La commedia dell’autore catalano Jordi Galceran racconta la crudeltà che spesso si manifesta nei rapporti di lavoro.
Quanto può essere crudele un ambiente lavorativo? Fino a che punto possiamo permettere alle aziende di applicare gerarchie ingiuste e sottoporci a prove umilianti, pur di ottenere una posizione socialmente rispettata? E se rappresentato a teatro, fin dove arriviamo a crederlo verosimile? È su questi temi, quanto mai attuali che si sviluppa Il metodo.
In una sala riunioni asettica, si trovano, per l’ultimo colloquio “congiunto”, quattro candidati ad un incarico di manager per una importante multinazionale. I quattro personaggi si rivelano subito persone ciniche, disposte a tutto pur di ottenere l’unica cosa che per loro davvero conta: il solo posto disponibile.

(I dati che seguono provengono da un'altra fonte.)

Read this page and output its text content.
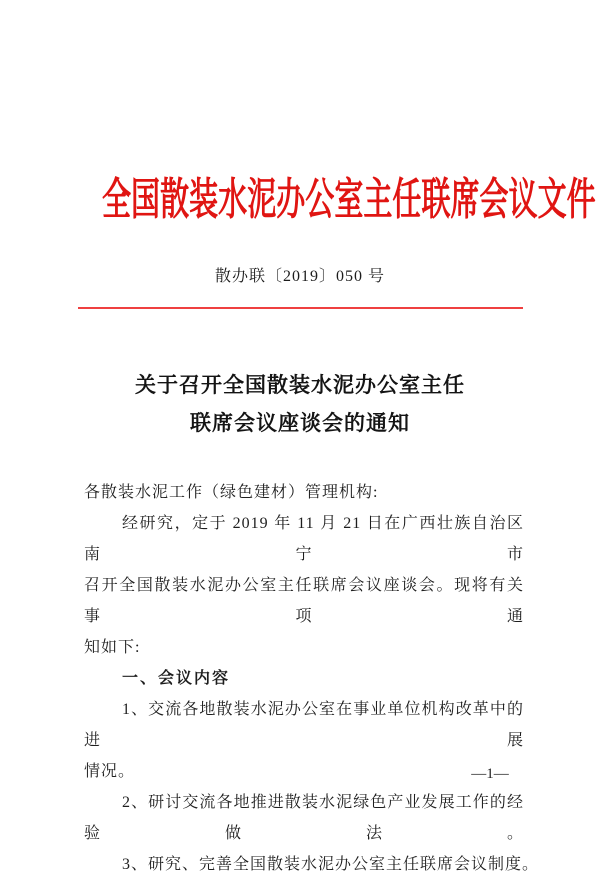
全国散装水泥办公室主任联席会议文件
散办联〔2019〕050 号
关于召开全国散装水泥办公室主任
联席会议座谈会的通知

各散装水泥工作（绿色建材）管理机构:

经研究，定于 2019 年 11 月 21 日在广西壮族自治区南宁市

召开全国散装水泥办公室主任联席会议座谈会。现将有关事项通

知如下:

一、会议内容

1、交流各地散装水泥办公室在事业单位机构改革中的进展

情况。

2、研讨交流各地推进散装水泥绿色产业发展工作的经验做法。

3、研究、完善全国散装水泥办公室主任联席会议制度。

—1—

In una busta chiusa arrivano delle prove e qui comincia il gioco, il thriller.
La drammaturgia è scorrevole e permette un vivo coinvolgimento del pubblico che si trova continuamente a dover valutare ciò a cui assiste: qual è la reale personalità dei candidati? Dov’è la verità e dove la menzogna? Lo spettacolo ha il grande pregio di riprodurre in scena ambienti e situazioni comuni a tutti, che viviamo ripetutamente nella quotidianità e ritroviamo sul palco con tutta un’altra suspense.
Un cinismo maieutico, che riesce a far risultare chiara, ma mai banale, la possibilità di rispondere “no” alle ingiustizie.
Tutto questo nella commedia, appunto, di Jordi Galceran nella versione italiana di Pino Tierno, che andrà in scena presso la Sala Umberto a Roma dal 29 settembre al 18 ottobre 2015, per la regia, di Lorenzo Lavia e con Antonello Fassari, Giorgio Pasotti, Gigio Alberto e Fiorella Rubino.
Note di regia
Il Metodo Gronholm, questo è il titolo originale, anche se ho preferito chiamarlo semplicemente il Metodo, non solo per la sua immediatezza nella singola parola, ma anche per cercare di astrarre il più possibile ogni riferimento geografico o alla persona, come se questo “Metodo” di giudizio che servirà per scegliere uno dei quattro personaggi per un impiego, fosse anche un “Metodo” archetipo della società.
Una società che cerca sempre di sapere chi siamo, per poterci meglio controllare, una società pronta ad elevarci, per poi rigettarci verso il fondo. Uomini costretti ad umiliarsi per poter far parte della comunità globale in cui viviamo tutti quanti noi.
Nella commedia, viene usato il lavoro, come fondamento della nostra società, con tutti i suoi difetti di sessismo, razzismo, odio, menzogna, dove ci si deve velare per potersi svelare e una ipotetica multinazionale che qui diventa un simbolo religioso ed unico, che poi è in fondo il nostro fondamento culturale, quello giudaico cristiano che ci mette al di sotto di ciò che non vediamo.
Garcelan la chiama Dekia questa fantomatica multinazionale svedese, ed è chiaro che il gioco di parole con L’Ikea non è casuale, perché viene presa come la multinazionale assoluta, simbolo unico della nostra collettività. Ogni casa ha il suo crocifisso o l’immagine di Maometto o una stella di David o anche nessun simbolo religioso, ma è certo che la cosa che gli accomuna che in tutte queste case in qualunque parte del mondo, anche se sono in guerra tra loro, hanno almeno un oggetto dell’Ikea o “Dekia” in questo caso per noi.
Ed ecco perché ho scelto di far svolgere la storia in un luogo non luogo, che possa essere una stanza o il mondo intero e dove l’unico contatto con l’esterno, ovvero quello che non vediamo e non sentiamo, come tutte le cose di cui abbiamo fede o temiamo, viene dall’alto. Un luogo del profondo dove gli unici colori che esistono, arrivano dalle cose che noi usiamo ed indossiamo e consumiamo.
A parte il colore di un cielo che ogni tanto ci ricorda cosa siamo veramente.